Our get togethers are generally a family picnic in August, and a Christmas Eve party. I've attended most weddings, showers, and anniversaries when possible, but sometimes the physical distance makes it difficult to connect.
I found myself, waxing a bit sentimental on this walk. While with them, I took a moment to notice that I was actually with my brothers and sisters. Not at a party, where it's comparable to speed dating. Sort of a speed catch-up with relatives, "Oh, you lost your job? You had surgery? Your wife left you?" Some of these things said, some unsaid.
But we were actually walking on a beach, together. As we strolled, I turned to notice that my sister was with her husband, smiling, and behaving rather playfully. These past few years, she has been sick with a blood disorder, balancing living with pain and other physical ailments. But it was a moment of joy seeing her being happy, with people she loved, and that loved her.
I spent much of my childhood at my sister's home. She had the generosity to include myself, and my brother in her life. She is several years older than I, and although she had her own family, we were with them a good portion of the time.

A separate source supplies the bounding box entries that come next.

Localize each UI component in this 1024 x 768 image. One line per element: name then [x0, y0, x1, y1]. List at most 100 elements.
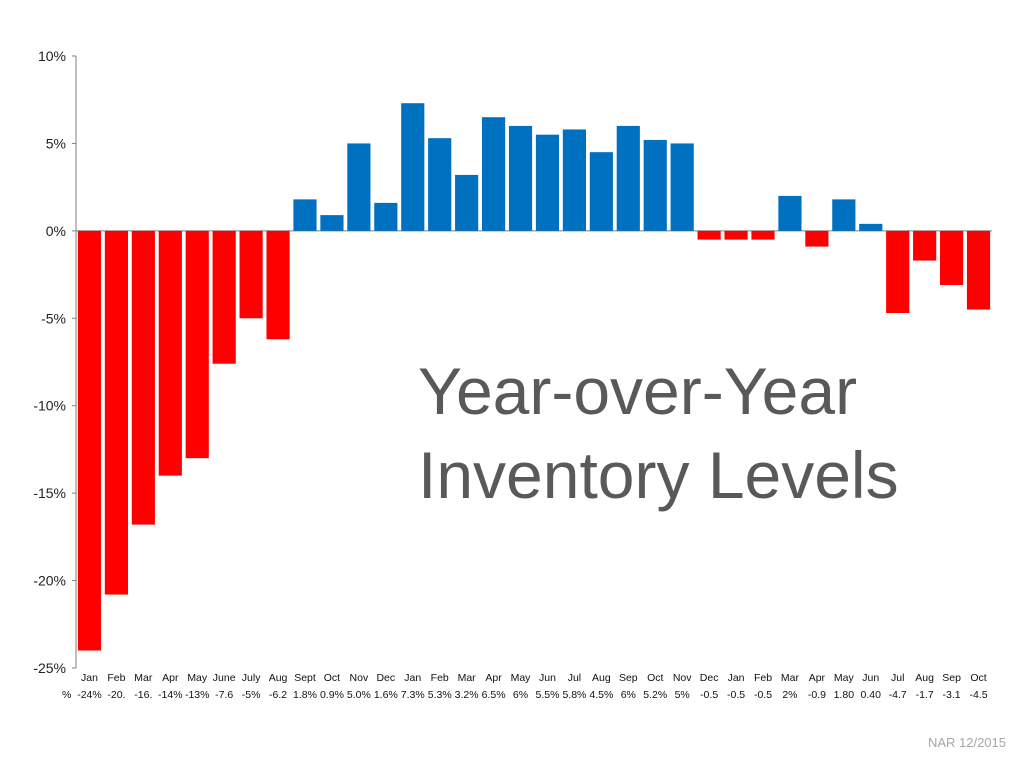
category-label: Jan: [728, 672, 745, 684]
category-label: May: [511, 672, 532, 684]
category-labels: Jan-24%Feb-20.Mar-16.Apr-14%May-13%June-…: [62, 672, 988, 701]
value-label: -16.: [134, 689, 152, 701]
value-label: 3.2%: [455, 689, 479, 701]
value-label: -0.5: [700, 689, 718, 701]
value-label: 0.40: [861, 689, 882, 701]
category-label: Apr: [809, 672, 826, 684]
bar: [401, 103, 425, 231]
value-label: -0.9: [808, 689, 826, 701]
category-label: Feb: [107, 672, 125, 684]
category-label: Aug: [915, 672, 934, 684]
value-label: -24%: [77, 689, 102, 701]
bar: [966, 230, 991, 310]
y-tick-label: -20%: [33, 573, 66, 589]
bar: [697, 230, 721, 240]
category-label: Dec: [700, 672, 719, 684]
value-label: -13%: [185, 689, 210, 701]
bar: [751, 230, 775, 240]
value-label: 5.5%: [536, 689, 560, 701]
bar: [670, 143, 694, 231]
value-label: -1.7: [916, 689, 934, 701]
category-label: Nov: [350, 672, 369, 684]
value-label: -6.2: [269, 689, 287, 701]
category-label: Oct: [647, 672, 663, 684]
category-label: Feb: [754, 672, 772, 684]
value-label: 0.9%: [320, 689, 344, 701]
value-label: 1.6%: [374, 689, 398, 701]
category-label: Oct: [970, 672, 986, 684]
bar: [940, 230, 964, 286]
category-label: Apr: [485, 672, 502, 684]
category-label: July: [242, 672, 261, 684]
value-label: -0.5: [754, 689, 772, 701]
bar: [320, 215, 344, 231]
source-note: NAR 12/2015: [927, 735, 1006, 750]
value-label: 4.5%: [589, 689, 613, 701]
y-tick-label: -25%: [33, 660, 66, 676]
value-label: 1.80: [834, 689, 855, 701]
bar: [77, 230, 102, 651]
category-label: May: [834, 672, 855, 684]
category-label: Apr: [162, 672, 179, 684]
bar: [374, 202, 398, 231]
chart-title-line-1: Year-over-Year: [418, 354, 858, 428]
bar: [913, 230, 937, 261]
category-label: Sep: [619, 672, 638, 684]
category-label: Nov: [673, 672, 692, 684]
category-label: Jun: [862, 672, 879, 684]
value-label: 1.8%: [293, 689, 317, 701]
chart-title-line-2: Inventory Levels: [418, 438, 899, 512]
bar: [482, 117, 506, 231]
bar: [266, 230, 290, 340]
category-label: May: [187, 672, 208, 684]
bar: [185, 230, 209, 459]
value-label: 5.0%: [347, 689, 371, 701]
category-label: Aug: [592, 672, 611, 684]
category-label: Sep: [942, 672, 961, 684]
value-label: -20.: [107, 689, 125, 701]
bar: [859, 223, 883, 231]
bar: [131, 230, 155, 525]
y-tick-label: -10%: [33, 398, 66, 414]
bar: [239, 230, 263, 319]
y-tick-label: -5%: [41, 310, 66, 326]
category-label: Jan: [81, 672, 98, 684]
bar: [104, 230, 128, 595]
category-label: Jul: [891, 672, 904, 684]
category-label: Jul: [568, 672, 581, 684]
category-label: Jan: [404, 672, 421, 684]
bar: [293, 199, 317, 231]
value-label: 5.2%: [643, 689, 667, 701]
bar: [589, 152, 613, 231]
y-tick-label: 0%: [46, 223, 66, 239]
bar: [535, 134, 560, 231]
bar: [805, 230, 829, 247]
value-label: -4.7: [889, 689, 907, 701]
y-tick-label: 5%: [46, 135, 66, 151]
y-tick-label: -15%: [33, 485, 66, 501]
value-label: -4.5: [969, 689, 987, 701]
bar: [428, 138, 452, 231]
category-label: Feb: [431, 672, 449, 684]
y-tick-label: 10%: [38, 48, 66, 64]
category-label: Dec: [376, 672, 395, 684]
value-label: 6.5%: [482, 689, 506, 701]
value-label: 5.3%: [428, 689, 452, 701]
category-label: Sept: [294, 672, 316, 684]
bar: [886, 230, 910, 314]
value-label: -0.5: [727, 689, 745, 701]
category-label: Jun: [539, 672, 556, 684]
bar: [212, 230, 236, 364]
value-label: 5%: [675, 689, 690, 701]
bar: [724, 230, 748, 240]
bars: [77, 103, 991, 651]
value-label: -3.1: [943, 689, 961, 701]
category-label: Mar: [781, 672, 800, 684]
bar: [643, 139, 667, 231]
bar: [158, 230, 182, 476]
bar: [562, 129, 586, 231]
category-label: Aug: [269, 672, 288, 684]
value-label: 5.8%: [562, 689, 586, 701]
value-row-header: %: [62, 689, 71, 701]
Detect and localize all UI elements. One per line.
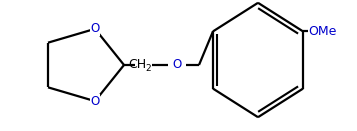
Text: CH: CH — [128, 59, 146, 72]
Text: OMe: OMe — [308, 25, 336, 38]
Text: O: O — [90, 22, 100, 35]
Text: 2: 2 — [145, 64, 151, 73]
Text: O: O — [90, 95, 100, 108]
Text: O: O — [172, 59, 182, 72]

She fed us, entertained us, and included us in her life. I will always be grateful for this time given, and will never be able to repay such kindness.
My sister hasn't shared much in regards to the pain this disease brings her. Sometimes I see it, other times, she hides the pain. She is in the hospital right now, I've not known to rush up the interstate, or wait until a "good time to go." Never seems to be such a time.

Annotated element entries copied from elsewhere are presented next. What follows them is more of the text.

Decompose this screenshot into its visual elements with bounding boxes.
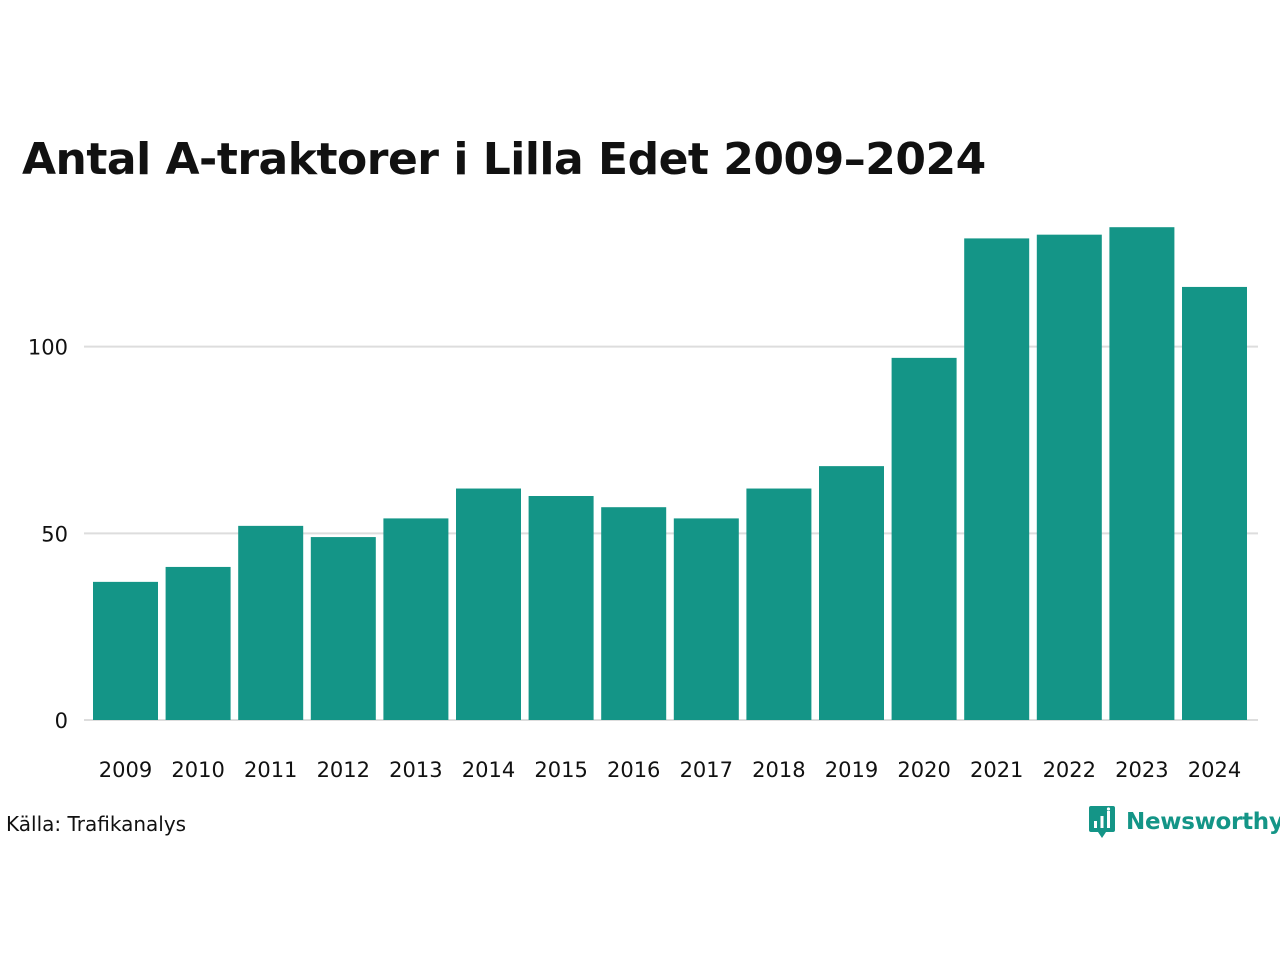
bar-2020 (891, 357, 957, 720)
x-tick-label: 2010 (171, 758, 224, 782)
x-tick-label: 2021 (970, 758, 1023, 782)
y-tick-label: 100 (28, 336, 68, 360)
bar-2009 (93, 581, 158, 720)
newsworthy-logo-icon (1089, 806, 1115, 838)
source-note: Källa: Trafikanalys (6, 812, 187, 836)
x-tick-label: 2016 (607, 758, 660, 782)
bar-2010 (165, 566, 231, 720)
bar-2013 (383, 518, 449, 720)
bar-2017 (673, 518, 739, 720)
y-axis-ticks: 0 50 100 (28, 336, 68, 733)
brand: Newsworthy (1088, 804, 1280, 840)
x-tick-label: 2017 (680, 758, 733, 782)
bar-2015 (528, 496, 594, 720)
y-tick-label: 50 (41, 522, 68, 546)
x-tick-label: 2012 (317, 758, 370, 782)
bars (93, 227, 1247, 720)
bar-2011 (238, 525, 304, 720)
bar-2023 (1109, 227, 1175, 720)
x-tick-label: 2015 (534, 758, 587, 782)
chart-title: Antal A-traktorer i Lilla Edet 2009–2024 (22, 134, 986, 185)
brand-name: Newsworthy (1126, 809, 1280, 835)
bar-2012 (310, 537, 376, 720)
x-tick-label: 2011 (244, 758, 297, 782)
bar-2018 (746, 488, 812, 720)
x-tick-label: 2024 (1188, 758, 1241, 782)
bar-2019 (819, 466, 884, 720)
bar-2024 (1182, 286, 1247, 720)
bar-2021 (964, 238, 1030, 720)
x-tick-label: 2022 (1043, 758, 1096, 782)
x-axis-ticks: 2009 2010 2011 2012 2013 2014 2015 2016 2017 2018… (99, 758, 1241, 782)
bar-2022 (1036, 234, 1102, 720)
x-tick-label: 2018 (752, 758, 805, 782)
x-tick-label: 2013 (389, 758, 442, 782)
bar-2016 (601, 507, 667, 720)
x-tick-label: 2020 (897, 758, 950, 782)
y-tick-label: 0 (55, 709, 68, 733)
x-tick-label: 2014 (462, 758, 515, 782)
x-tick-label: 2023 (1115, 758, 1168, 782)
x-tick-label: 2019 (825, 758, 878, 782)
x-tick-label: 2009 (99, 758, 152, 782)
bar-2014 (456, 488, 521, 720)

I know that God is the author of all our stories, and hers like most, has been one of joy and pain. My prayer for her is that she will be given the strength to endure the pain, and feel the joy that may seem too difficult to experience during this time.
2 comments:
Well said, Nancy. My thoughts and emotions have been in similar spaces, after I recently got to hang out with a brother and sis-in-law. It was a special experience.
You're one to talk about someone taking my computer, Once-a-Month Blogger. I'm glad you got to spend some good time with your family. I miss you. Let's talk soon.